The proposed regulations have recreational fishermen reeling in Ocean City, which bills itself as the “White Marlin Capital of the World.” They say they are being unfairly targeted by the new rules, which they claim will do little to rebuild dwindling fish populations.
And public response to the proposed limits has been enormous, said Chris Rogers, a fishery management specialist with the National Marine Fisheries Service.
Instead of the 30-40 people who usually attend such meetings, crowds of 250 to 300 turned out at each of the 27 public hearings on the proposed regulations, Rogers said. The mail count climbed “into the thousands,” compared to the usual hundreds.
By the March deadline for public input, Rogers said, his office was receiving “almost a Xerox box full of comments every day,” including one letter signed by 60 members of Congress.
The regulations are currently under final review by the Fisheries Service and could take effect June 1. One regulation will protect “billfish,” such as blue and white marlin. The other plans to safeguard migratory species that include coastal and deep-sea sharks, Atlantic tuna and swordfish.
Under the draft billfish regulation, recreational fishermen would be limited to one fish per boat per trip and the season could be canceled as soon as the overall bag limit was reached.

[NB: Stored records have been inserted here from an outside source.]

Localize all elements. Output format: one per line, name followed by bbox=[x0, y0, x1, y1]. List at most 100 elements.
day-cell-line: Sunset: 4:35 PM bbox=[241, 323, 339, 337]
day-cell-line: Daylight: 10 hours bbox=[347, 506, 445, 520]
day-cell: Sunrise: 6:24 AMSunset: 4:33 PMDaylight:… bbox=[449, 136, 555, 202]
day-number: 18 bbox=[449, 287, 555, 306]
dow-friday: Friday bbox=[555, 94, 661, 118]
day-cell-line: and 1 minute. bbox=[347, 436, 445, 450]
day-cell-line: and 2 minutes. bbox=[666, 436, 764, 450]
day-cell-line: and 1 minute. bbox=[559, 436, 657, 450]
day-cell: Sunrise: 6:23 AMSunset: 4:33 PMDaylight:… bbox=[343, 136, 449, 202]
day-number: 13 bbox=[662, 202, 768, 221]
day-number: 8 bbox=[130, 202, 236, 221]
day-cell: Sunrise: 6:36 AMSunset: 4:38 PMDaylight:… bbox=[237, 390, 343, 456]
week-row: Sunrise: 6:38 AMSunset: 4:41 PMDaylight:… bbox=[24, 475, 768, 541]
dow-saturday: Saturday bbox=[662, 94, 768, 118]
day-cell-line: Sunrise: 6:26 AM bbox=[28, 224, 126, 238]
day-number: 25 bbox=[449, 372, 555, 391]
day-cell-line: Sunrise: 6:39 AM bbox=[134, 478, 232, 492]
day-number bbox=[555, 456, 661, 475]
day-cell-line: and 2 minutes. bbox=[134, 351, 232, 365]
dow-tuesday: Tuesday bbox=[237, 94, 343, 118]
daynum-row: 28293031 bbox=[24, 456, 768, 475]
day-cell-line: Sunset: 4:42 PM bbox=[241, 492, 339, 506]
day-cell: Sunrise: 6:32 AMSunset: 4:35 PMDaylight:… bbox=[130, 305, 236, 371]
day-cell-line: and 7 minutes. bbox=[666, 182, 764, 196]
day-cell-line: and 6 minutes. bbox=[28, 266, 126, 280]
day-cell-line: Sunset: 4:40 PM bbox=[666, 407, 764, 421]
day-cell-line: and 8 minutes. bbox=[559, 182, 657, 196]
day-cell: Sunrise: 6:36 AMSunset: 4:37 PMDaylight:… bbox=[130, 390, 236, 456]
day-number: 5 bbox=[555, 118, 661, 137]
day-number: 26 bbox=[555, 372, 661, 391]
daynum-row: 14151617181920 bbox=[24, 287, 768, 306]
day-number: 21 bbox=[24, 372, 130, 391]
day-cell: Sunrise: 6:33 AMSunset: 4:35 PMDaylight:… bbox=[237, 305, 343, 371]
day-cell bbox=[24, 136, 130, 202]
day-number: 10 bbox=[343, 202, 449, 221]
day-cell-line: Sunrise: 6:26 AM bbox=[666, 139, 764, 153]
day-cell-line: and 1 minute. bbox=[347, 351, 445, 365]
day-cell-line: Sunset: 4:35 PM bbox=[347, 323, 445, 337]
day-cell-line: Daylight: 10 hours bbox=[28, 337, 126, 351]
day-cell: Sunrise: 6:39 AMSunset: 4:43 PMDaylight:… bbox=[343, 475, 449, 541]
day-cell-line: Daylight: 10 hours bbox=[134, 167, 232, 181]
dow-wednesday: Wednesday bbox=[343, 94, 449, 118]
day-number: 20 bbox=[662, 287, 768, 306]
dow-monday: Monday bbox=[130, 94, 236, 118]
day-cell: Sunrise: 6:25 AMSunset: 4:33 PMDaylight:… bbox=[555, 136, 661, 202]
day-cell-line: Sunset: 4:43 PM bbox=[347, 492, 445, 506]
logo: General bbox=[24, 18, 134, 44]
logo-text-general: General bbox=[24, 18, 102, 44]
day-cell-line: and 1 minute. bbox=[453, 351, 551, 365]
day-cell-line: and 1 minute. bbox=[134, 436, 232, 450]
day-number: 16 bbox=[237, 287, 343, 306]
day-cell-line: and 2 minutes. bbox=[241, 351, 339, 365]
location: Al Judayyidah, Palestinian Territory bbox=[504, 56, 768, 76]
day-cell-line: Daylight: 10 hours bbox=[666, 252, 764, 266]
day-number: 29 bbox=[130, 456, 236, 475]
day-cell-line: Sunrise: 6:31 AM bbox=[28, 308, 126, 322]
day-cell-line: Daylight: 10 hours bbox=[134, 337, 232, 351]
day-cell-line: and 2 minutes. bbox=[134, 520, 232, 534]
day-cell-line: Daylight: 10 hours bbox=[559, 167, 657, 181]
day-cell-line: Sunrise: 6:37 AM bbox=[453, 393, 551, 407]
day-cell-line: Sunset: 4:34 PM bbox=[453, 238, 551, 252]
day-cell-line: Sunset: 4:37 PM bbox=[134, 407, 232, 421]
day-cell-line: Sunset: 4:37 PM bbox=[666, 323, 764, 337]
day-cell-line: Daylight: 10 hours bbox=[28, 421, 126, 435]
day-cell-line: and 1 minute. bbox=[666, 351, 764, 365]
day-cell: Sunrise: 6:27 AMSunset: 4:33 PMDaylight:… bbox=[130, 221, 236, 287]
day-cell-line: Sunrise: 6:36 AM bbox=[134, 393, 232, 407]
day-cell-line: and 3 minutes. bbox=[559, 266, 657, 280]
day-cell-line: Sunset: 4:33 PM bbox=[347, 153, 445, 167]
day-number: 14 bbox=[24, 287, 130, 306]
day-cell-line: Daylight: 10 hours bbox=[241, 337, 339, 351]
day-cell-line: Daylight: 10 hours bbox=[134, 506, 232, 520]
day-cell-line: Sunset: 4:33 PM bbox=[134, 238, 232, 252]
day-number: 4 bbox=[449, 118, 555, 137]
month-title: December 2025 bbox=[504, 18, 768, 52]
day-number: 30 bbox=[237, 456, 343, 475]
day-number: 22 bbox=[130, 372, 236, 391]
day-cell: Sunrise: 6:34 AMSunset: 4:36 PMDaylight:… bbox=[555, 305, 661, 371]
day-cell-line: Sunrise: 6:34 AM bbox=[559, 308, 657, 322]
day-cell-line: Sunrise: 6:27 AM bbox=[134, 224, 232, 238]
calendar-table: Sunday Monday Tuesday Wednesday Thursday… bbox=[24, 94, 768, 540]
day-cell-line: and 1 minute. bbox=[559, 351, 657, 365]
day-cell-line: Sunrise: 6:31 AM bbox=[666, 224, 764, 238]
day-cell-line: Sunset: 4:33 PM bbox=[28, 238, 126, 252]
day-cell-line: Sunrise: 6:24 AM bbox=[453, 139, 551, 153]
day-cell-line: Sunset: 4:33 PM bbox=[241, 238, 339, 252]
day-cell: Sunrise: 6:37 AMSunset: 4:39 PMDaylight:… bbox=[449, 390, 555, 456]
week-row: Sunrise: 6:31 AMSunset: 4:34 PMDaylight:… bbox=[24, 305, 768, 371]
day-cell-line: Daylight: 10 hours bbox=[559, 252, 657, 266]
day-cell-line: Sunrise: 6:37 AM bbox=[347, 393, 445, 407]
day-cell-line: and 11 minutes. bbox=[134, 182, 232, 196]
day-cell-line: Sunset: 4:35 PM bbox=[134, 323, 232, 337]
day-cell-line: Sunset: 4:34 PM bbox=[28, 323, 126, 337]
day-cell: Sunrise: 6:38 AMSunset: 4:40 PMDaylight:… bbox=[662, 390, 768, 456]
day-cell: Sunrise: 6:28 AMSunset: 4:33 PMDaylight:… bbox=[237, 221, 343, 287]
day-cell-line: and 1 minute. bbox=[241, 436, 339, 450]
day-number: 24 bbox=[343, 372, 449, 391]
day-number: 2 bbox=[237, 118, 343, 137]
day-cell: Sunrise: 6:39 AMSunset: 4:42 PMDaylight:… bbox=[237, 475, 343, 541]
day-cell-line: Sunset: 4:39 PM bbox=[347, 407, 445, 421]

That provision concerns organizers of Ocean City’s White Marlin Open, one of the largest billfish tournaments on the East Coast.
“It would be kind of hard to have awards going to the heaviest fish when you can’t bring it in,” said tournament chairman Jim Motsko.
Rogers said there has been no billfish limit for recreational fisherman since a temporary limit of one fish per boat expired in mid-March. He expects the new limits to be in place before the marlin return this summer.
The other regulation will affect both the recreational and commercial harvest of species including Atlantic tuna, swordfish and sharks. Under the draft regulation, yellowfin tuna, which currently have no limit for recreational fishermen, will be limited to three fish per angler on each trip.
Shark fishing would be hardest hit by the regulations. With the exception of a handful of species that anglers are now prohibited from keeping, such as the great white shark, the current limit is two sharks per trip per day. The new regulation would ban the fishing of coastal sharks, such as the hammerhead, blue and tiger sharks, and set a limit of one deep-sea shark per boat per day.
Recreational anglers complain that the proposed regulations are “attacking the wrong people.”
“They’re not addressing the commercial industry, who are responsible for the decline in fish,” Sampson said.
But commercial fishermen do not like the draft regulation either. Nelson Beideman, executive director of the Blue Water Fishermen’s Association, said commercial fishermen are already over-regulated and blamed foreign fishermen for depleting Atlantic waters.
He said U.S. and Canadian commercial fishermen follow tight international catch standards, but that European and Asian ships fishing the North Atlantic do not follow conservative practices.
Beideman said commercial boats already endure strict federal monitoring and regulation, even though they harvest about the same number as recreational fishermen.
He said the proposed regulations would hurt “longline” fishermen, those in 60- to 80-foot commercial vessels that trail fishing line averaging 25 miles in length, with hooks set every 300 feet. The boats fish 80 to 300 miles offshore for several weeks at a time.
“It will destroy the economics of pelagic (deep sea) fishing and we will have to go to court” if the proposals become regulation, he said.
But David Wilmot, the director of the Ocean Wildlife Campaign Coalition, said the proposed regulations “came up far to short” in protecting the large ocean fish. Although his group supports much of what is being proposed, “there are too many huge gaps,” he said.
One the most glaring holes, he said, is the failure to protect marlin and swordfish that are now accidentally caught on longlines. Known as by-catch, the dead fish are thrown overboard and account for the loss of 30,000 to 40,000 swordfish a year, Wilmot claimed.
“(The Fisheries Service) used some rhetoric and proposed basically nothing to protect the marlin,” he said.
One thing all sides agree on is that some sort of protection is needed.
“You might have tourists participating in recreational fishing this year, no problem,” said Sherman Baynard, chairman of the Maryland chapter of the Coastal Conservation Association, which seeks to protect fish in the interest of recreational anglers. “But in 10 years there might not be an industry left.”